Formally, Gemini embeds all modalities into one sequence, \[ Z = [E_{\text{text}},\,E_{\text{image}},\,E_{\text{audio}},\,E_{\text{video}},\dots],\] and processes this sequence with a single Transformer, yielding \(Z' = \mathrm{Transformer}(Z)\). This structure enables direct cross-modal interactions within the attention mechanism. Alignment combines RLHF with contrastive vision–language objectives, \[L = L_{\text{text}} + L_{\text{vision}} + \lambda L_{\text{align}},\] where \(L_{\text{align}}\) enforces consistency between perceptual and linguistic embeddings. The unified multimodal design enables integrated perception–reasoning tasks within a single model, but it also introduces several drawbacks: large multimodal token sequences increase computational cost, training requires extensive multimodal datasets, and modality imbalance can make optimization more difficult. These structural factors contribute to higher hallucination rates: cross-modal attention introduces additional variance into hidden states, and multimodal training objectives can conflict with the requirements of stable long-form reasoning. As a result, Gemini may show less reliable logical consistency and more frequent hallucinations than similarly scaled text-only language models.
xAI Grok: Real-Time Non-Stationary Training Dynamics
In standard LLM training, as used in GPT, Claude, and Gemini, it is assumed that all samples are drawn from a fixed underlying distribution \(x \sim p_{\text{train}}.\) Under this stationarity assumption, stochastic gradient descent approximates minimization of a single objective function \(L(\theta) = \mathbb{E}_{x \sim p_{\text{train}}}\!\left[\ell(\theta; x)\right].\)
By contrast, Grok departs from this paradigm by incorporating data drawn from a time-varying distribution. If \(p_t\) denotes the distribution at time \(t\), then \(p_t \neq p_{t+1},\) so the model is trained on a stream of non-stationary data. This enables rapid adaptation to shifting real-world information, particularly from high-frequency sources such as social media streams.
When the data distribution changes with time, the instantaneous loss becomes time-dependent: \( L_t(\theta) = \mathbb{E}_{x_t \sim p_t}\!\left[\ell(\theta; x_t)\right].\)The parameter update rule takes the form \( \theta_{t+1} = \theta_t - \eta \nabla_\theta L_t(\theta_t),\) so each update is optimized with respect to different data. The gradient direction therefore follows a moving target, and classical convergence guarantees for stochastic gradient descent no longer apply. The model behaves more like an online learner than a static optimizer. Non-stationarity offers several benefits: the model adapts rapidly to new information, incorporates short-term trends, and specializes to evolving linguistic or social patterns. This responsiveness is particularly important in applications where the underlying data distribution shifts over time.

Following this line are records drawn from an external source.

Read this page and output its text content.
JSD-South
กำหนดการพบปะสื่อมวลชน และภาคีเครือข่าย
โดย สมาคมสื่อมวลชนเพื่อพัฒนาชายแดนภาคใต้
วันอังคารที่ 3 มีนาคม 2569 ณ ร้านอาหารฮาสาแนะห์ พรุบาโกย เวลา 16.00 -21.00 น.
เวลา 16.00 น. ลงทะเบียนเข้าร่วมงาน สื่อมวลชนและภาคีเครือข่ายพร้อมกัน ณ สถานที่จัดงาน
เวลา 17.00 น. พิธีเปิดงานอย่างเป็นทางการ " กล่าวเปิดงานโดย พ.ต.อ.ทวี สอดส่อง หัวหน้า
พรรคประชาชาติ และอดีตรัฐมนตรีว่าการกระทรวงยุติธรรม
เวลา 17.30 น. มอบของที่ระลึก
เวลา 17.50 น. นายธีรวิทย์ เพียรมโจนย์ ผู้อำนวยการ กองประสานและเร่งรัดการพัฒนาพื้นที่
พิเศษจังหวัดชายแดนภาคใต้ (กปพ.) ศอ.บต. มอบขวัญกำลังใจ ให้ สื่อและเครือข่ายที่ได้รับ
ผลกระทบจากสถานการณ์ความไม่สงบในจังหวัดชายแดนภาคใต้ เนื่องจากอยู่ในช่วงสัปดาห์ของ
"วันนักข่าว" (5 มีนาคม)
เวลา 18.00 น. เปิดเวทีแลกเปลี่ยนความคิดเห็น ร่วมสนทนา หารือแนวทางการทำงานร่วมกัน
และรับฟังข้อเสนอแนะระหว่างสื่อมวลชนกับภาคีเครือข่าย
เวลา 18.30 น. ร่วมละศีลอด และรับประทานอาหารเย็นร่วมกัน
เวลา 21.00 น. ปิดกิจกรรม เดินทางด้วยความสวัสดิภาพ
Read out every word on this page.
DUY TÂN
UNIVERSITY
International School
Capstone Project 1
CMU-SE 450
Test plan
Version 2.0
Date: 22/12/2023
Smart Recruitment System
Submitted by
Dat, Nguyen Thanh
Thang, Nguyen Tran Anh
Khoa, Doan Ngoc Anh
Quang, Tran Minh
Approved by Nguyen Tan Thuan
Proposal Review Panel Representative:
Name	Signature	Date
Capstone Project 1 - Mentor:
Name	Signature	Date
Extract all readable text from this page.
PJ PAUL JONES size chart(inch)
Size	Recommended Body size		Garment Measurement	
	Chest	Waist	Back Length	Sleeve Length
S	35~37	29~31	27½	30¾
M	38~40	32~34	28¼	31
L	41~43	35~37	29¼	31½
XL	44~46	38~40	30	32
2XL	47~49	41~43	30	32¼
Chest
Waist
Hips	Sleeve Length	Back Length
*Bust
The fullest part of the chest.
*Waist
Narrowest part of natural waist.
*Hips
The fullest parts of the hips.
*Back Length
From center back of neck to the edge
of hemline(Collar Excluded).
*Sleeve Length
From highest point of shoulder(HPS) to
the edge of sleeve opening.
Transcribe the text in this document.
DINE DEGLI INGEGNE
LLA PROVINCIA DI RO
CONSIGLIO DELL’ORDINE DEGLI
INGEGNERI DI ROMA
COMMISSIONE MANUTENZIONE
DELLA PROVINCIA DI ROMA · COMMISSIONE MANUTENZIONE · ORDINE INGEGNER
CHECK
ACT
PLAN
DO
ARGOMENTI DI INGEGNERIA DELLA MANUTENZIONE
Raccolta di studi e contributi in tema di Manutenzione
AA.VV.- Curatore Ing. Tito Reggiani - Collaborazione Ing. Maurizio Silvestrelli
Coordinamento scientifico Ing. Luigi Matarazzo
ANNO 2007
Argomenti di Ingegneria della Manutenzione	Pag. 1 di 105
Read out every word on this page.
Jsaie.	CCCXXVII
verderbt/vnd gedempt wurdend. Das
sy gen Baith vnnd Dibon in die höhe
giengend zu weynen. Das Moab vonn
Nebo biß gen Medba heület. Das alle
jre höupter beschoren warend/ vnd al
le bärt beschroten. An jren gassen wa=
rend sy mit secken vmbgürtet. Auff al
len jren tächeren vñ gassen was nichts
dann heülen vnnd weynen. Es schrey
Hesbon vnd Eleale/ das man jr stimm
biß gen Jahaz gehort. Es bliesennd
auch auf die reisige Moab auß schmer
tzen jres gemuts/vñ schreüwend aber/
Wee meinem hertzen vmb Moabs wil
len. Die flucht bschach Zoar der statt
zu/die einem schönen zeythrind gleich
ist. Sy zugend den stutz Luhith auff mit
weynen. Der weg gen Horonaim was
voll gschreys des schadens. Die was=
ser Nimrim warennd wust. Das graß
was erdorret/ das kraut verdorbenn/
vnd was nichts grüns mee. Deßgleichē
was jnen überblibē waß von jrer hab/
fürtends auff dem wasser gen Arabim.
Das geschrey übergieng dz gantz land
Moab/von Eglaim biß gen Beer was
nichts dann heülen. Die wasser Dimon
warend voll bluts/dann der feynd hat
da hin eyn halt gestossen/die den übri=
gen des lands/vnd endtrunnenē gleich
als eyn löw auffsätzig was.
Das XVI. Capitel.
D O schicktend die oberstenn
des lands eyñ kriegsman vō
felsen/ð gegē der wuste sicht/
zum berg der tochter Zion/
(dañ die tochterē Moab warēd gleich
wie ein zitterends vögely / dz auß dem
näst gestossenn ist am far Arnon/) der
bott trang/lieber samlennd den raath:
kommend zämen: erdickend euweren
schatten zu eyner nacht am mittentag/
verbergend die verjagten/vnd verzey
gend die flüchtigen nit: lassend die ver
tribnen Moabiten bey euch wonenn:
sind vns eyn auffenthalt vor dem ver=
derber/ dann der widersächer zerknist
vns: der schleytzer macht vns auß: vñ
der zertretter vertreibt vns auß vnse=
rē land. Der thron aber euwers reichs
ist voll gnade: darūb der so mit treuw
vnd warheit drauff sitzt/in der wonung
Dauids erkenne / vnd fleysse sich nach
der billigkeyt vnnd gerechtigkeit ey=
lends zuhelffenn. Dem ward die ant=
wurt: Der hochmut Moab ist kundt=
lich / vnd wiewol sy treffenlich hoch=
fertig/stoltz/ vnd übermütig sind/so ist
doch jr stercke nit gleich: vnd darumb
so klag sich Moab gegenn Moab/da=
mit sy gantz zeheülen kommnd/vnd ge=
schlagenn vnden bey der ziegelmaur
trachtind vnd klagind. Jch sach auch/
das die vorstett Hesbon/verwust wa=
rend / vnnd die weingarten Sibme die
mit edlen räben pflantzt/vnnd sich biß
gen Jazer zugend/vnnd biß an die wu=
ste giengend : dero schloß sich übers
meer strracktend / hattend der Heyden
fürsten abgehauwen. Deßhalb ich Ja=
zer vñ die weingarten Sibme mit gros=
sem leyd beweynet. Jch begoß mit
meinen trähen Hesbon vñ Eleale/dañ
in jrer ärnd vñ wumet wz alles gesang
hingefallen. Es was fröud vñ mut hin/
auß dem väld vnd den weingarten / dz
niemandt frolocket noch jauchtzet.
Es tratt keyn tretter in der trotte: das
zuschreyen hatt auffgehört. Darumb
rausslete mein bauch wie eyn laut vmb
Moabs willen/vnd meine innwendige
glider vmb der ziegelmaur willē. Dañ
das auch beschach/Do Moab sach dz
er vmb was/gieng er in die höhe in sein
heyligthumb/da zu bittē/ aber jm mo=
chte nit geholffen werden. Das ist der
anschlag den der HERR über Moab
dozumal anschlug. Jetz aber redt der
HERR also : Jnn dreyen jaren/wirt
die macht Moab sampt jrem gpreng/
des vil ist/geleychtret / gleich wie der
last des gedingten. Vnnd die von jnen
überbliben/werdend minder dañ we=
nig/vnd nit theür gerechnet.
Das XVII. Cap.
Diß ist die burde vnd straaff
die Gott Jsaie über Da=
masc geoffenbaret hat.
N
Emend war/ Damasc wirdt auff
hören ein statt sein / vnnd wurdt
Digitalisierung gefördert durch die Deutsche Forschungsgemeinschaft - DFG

However, these advantages come with significant challenges. Because the distribution \(p_t\) changes, gradients may point in inconsistent directions, leading to increased variance and potential instability. The model is also susceptible to catastrophic forgetting: if \(p_{t+1}\) places little weight on regions emphasized by \(p_t\), previously learned information may be overwritten. The model updates its parameters in response to a time-dependent objective, enabling real-time learning at the cost of increased complexity in optimization dynamics.